As for the cars vs guns analogy; when gun owners are required to be trained, licensed and insured against damages to persons and property caused by their guns, we might have a comparison. I would have less problem with people owning guns if guns were as regulated as cars are.
Oh, I agree there should be a requirement to be trained and licensed to own a gun...hadn't thought about the insurance part but it makes sense.
The only reason I used the cars analogy was for the comparative damage caused to society by each vs. society's tolerance for one over the other.
Abortion was touched upon lightly to illustrate how the constitution can be interpreted to extrapolate and apply rights not specifically outlined within the original frame work. If we can do that then we absolutely can re-interpret rights vaguely granted within the original framework in order to remove or greatly restrict them. And that is what frightens me.
Let's touch on another one real quick. The right to vote has not always been recognized for everyone. That was changed over time. Flash forward to today and look at the arguments for or against voter ID.

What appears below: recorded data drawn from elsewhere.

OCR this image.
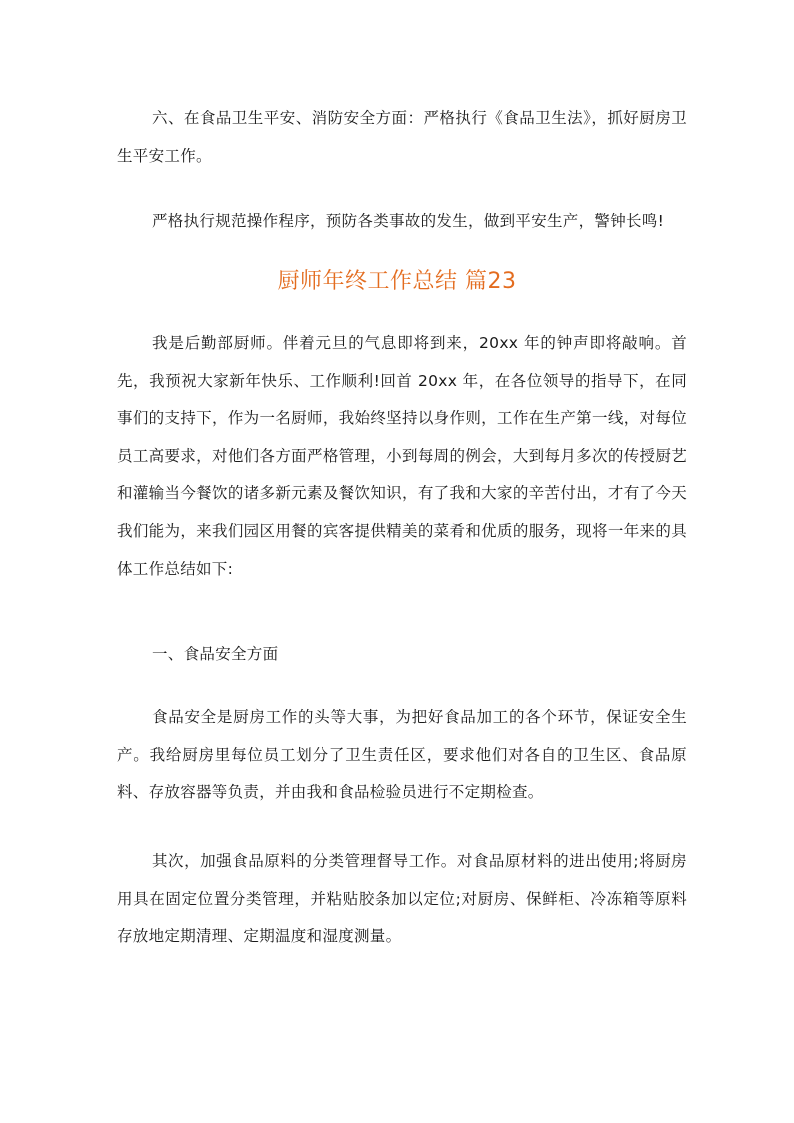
六、在食品卫生平安、消防安全方面：严格执行《食品卫生法》，抓好厨房卫生平安工作。

严格执行规范操作程序，预防各类事故的发生，做到平安生产，警钟长鸣!

厨师年终工作总结 篇23

我是后勤部厨师。伴着元旦的气息即将到来，20xx 年的钟声即将敲响。首先，我预祝大家新年快乐、工作顺利!回首 20xx 年，在各位领导的指导下，在同事们的支持下，作为一名厨师，我始终坚持以身作则，工作在生产第一线，对每位员工高要求，对他们各方面严格管理，小到每周的例会，大到每月多次的传授厨艺和灌输当今餐饮的诸多新元素及餐饮知识，有了我和大家的辛苦付出，才有了今天我们能为，来我们园区用餐的宾客提供精美的菜肴和优质的服务，现将一年来的具体工作总结如下:

一、食品安全方面

食品安全是厨房工作的头等大事，为把好食品加工的各个环节，保证安全生产。我给厨房里每位员工划分了卫生责任区，要求他们对各自的卫生区、食品原料、存放容器等负责，并由我和食品检验员进行不定期检查。

其次，加强食品原料的分类管理督导工作。对食品原材料的进出使用;将厨房用具在固定位置分类管理，并粘贴胶条加以定位;对厨房、保鲜柜、冷冻箱等原料存放地定期清理、定期温度和湿度测量。
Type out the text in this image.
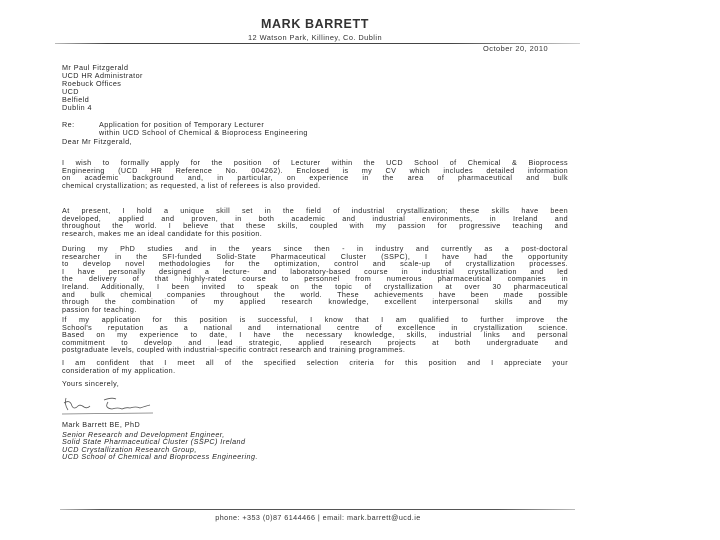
MARK BARRETT
12 Watson Park, Killiney, Co. Dublin
October 20, 2010
Mr Paul Fitzgerald
UCD HR Administrator
Roebuck Offices
UCD
Belfield
Dublin 4
Re:	Application for position of Temporary Lecturer
within UCD School of Chemical & Bioprocess Engineering
Dear Mr Fitzgerald,
I wish to formally apply for the position of Lecturer within the UCD School of Chemical & Bioprocess
Engineering (UCD HR Reference No. 004262). Enclosed is my CV which includes detailed information
on academic background and, in particular, on experience in the area of pharmaceutical and bulk
chemical crystallization; as requested, a list of referees is also provided.
At present, I hold a unique skill set in the field of industrial crystallization; these skills have been
developed, applied and proven, in both academic and industrial environments, in Ireland and
throughout the world. I believe that these skills, coupled with my passion for progressive teaching and
research, makes me an ideal candidate for this position.
During my PhD studies and in the years since then - in industry and currently as a post-doctoral
researcher in the SFI-funded Solid-State Pharmaceutical Cluster (SSPC), I have had the opportunity
to develop novel methodologies for the optimization, control and scale-up of crystallization processes.
I have personally designed a lecture- and laboratory-based course in industrial crystallization and led
the delivery of that highly-rated course to personnel from numerous pharmaceutical companies in
Ireland. Additionally, I been invited to speak on the topic of crystallization at over 30 pharmaceutical
and bulk chemical companies throughout the world. These achievements have been made possible
through the combination of my applied research knowledge, excellent interpersonal skills and my
passion for teaching.
If my application for this position is successful, I know that I am qualified to further improve the
School's reputation as a national and international centre of excellence in crystallization science.
Based on my experience to date, I have the necessary knowledge, skills, industrial links and personal
commitment to develop and lead strategic, applied research projects at both undergraduate and
postgraduate levels, coupled with industrial-specific contract research and training programmes.
I am confident that I meet all of the specified selection criteria for this position and I appreciate your
consideration of my application.
Yours sincerely,
Mark Barrett BE, PhD
Senior Research and Development Engineer,
Solid State Pharmaceutical Cluster (SSPC) Ireland
UCD Crystallization Research Group,
UCD School of Chemical and Bioprocess Engineering.
phone: +353 (0)87 6144466 | email: mark.barrett@ucd.ie
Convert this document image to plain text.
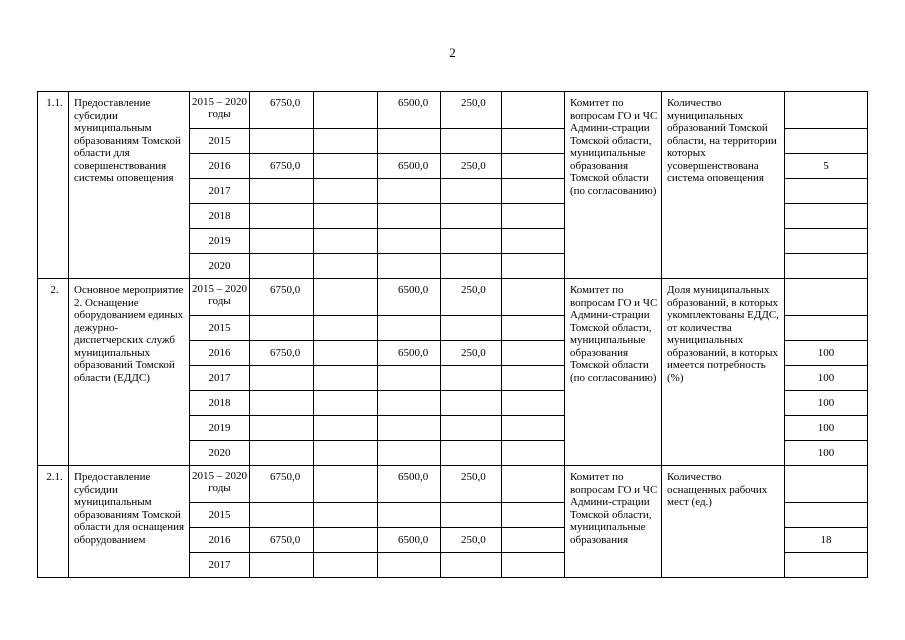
2
1.1.	Предоставление субсидии муниципальным образованиям Томской области для совершенствования системы оповещения	2015 – 2020 годы	6750,0		6500,0	250,0		Комитет по вопросам ГО и ЧС Админи-страции Томской области, муниципальные образования Томской области (по согласованию)	Количество муниципальных образований Томской области, на территории которых усовершенствована система оповещения	
		2015								
		2016	6750,0		6500,0	250,0				5
		2017								
		2018								
		2019								
		2020								
2.	Основное мероприятие 2. Оснащение оборудованием единых дежурно-диспетчерских служб муниципальных образований Томской области (ЕДДС)	2015 – 2020 годы	6750,0		6500,0	250,0		Комитет по вопросам ГО и ЧС Админи-страции Томской области, муниципальные образования Томской области (по согласованию)	Доля муниципальных образований, в которых укомплектованы ЕДДС, от количества муниципальных образований, в которых имеется потребность (%)	
		2015								
		2016	6750,0		6500,0	250,0				100
		2017								100
		2018								100
		2019								100
		2020								100
2.1.	Предоставление субсидии муниципальным образованиям Томской области для оснащения оборудованием	2015 – 2020 годы	6750,0		6500,0	250,0		Комитет по вопросам ГО и ЧС Админи-страции Томской области, муниципальные образования	Количество оснащенных рабочих мест (ед.)	
		2015								
		2016	6750,0		6500,0	250,0				18
		2017								
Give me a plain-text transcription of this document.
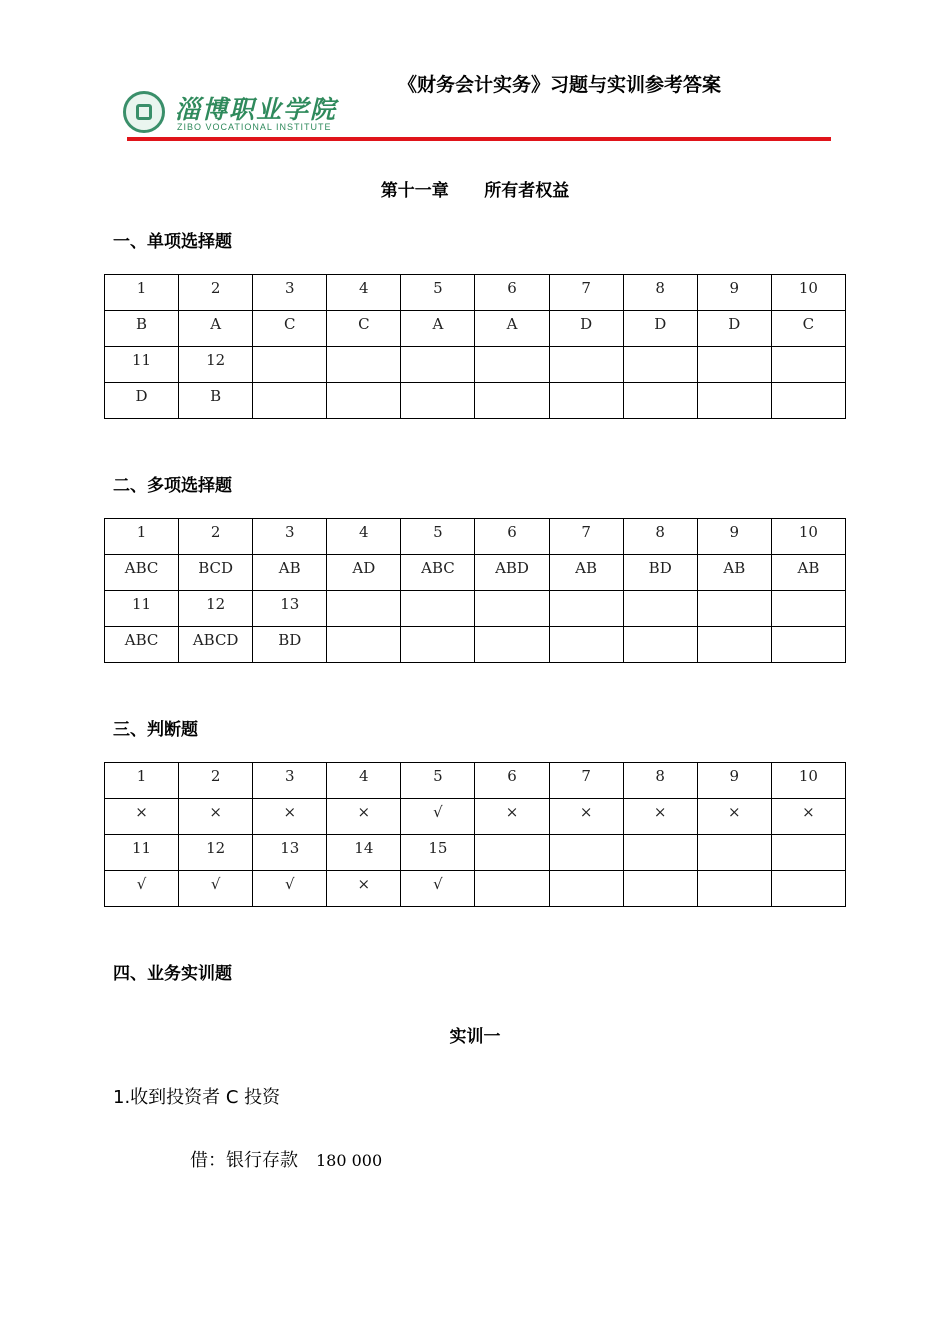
《财务会计实务》习题与实训参考答案
淄博职业学院
ZIBO VOCATIONAL INSTITUTE
第十一章      所有者权益
一、单项选择题
1	2	3	4	5	6	7	8	9	10
B	A	C	C	A	A	D	D	D	C
11	12								
D	B								
二、多项选择题
1	2	3	4	5	6	7	8	9	10
ABC	BCD	AB	AD	ABC	ABD	AB	BD	AB	AB
11	12	13							
ABC	ABCD	BD							
三、判断题
1	2	3	4	5	6	7	8	9	10
×	×	×	×	√	×	×	×	×	×
11	12	13	14	15					
√	√	√	×	√					
四、业务实训题
实训一
1.收到投资者 C 投资
借：银行存款 180 000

It is argued that requiring an ID to vote effectively disenfranchises a certain class of people. Much like a poll tax did.
If we are to compare apples to apples then it can be argued that requiring special training and licencing to exorcise your second amendment rights will disenfranchise a certain class of people.
For the purposes of this phase of the discussion I believe that discussing possible harm to others should not pertain.
Since comparing potential harm caused by our use of automobiles does not apply to this conversation then potential harm caused by guns cannot be considered as a rebuttal to equal access to our rights.
I said before and I'll say it again, I don't mind one bit if we go in and expand our rights
...I just don't think it's a great idea to start going in and removing them.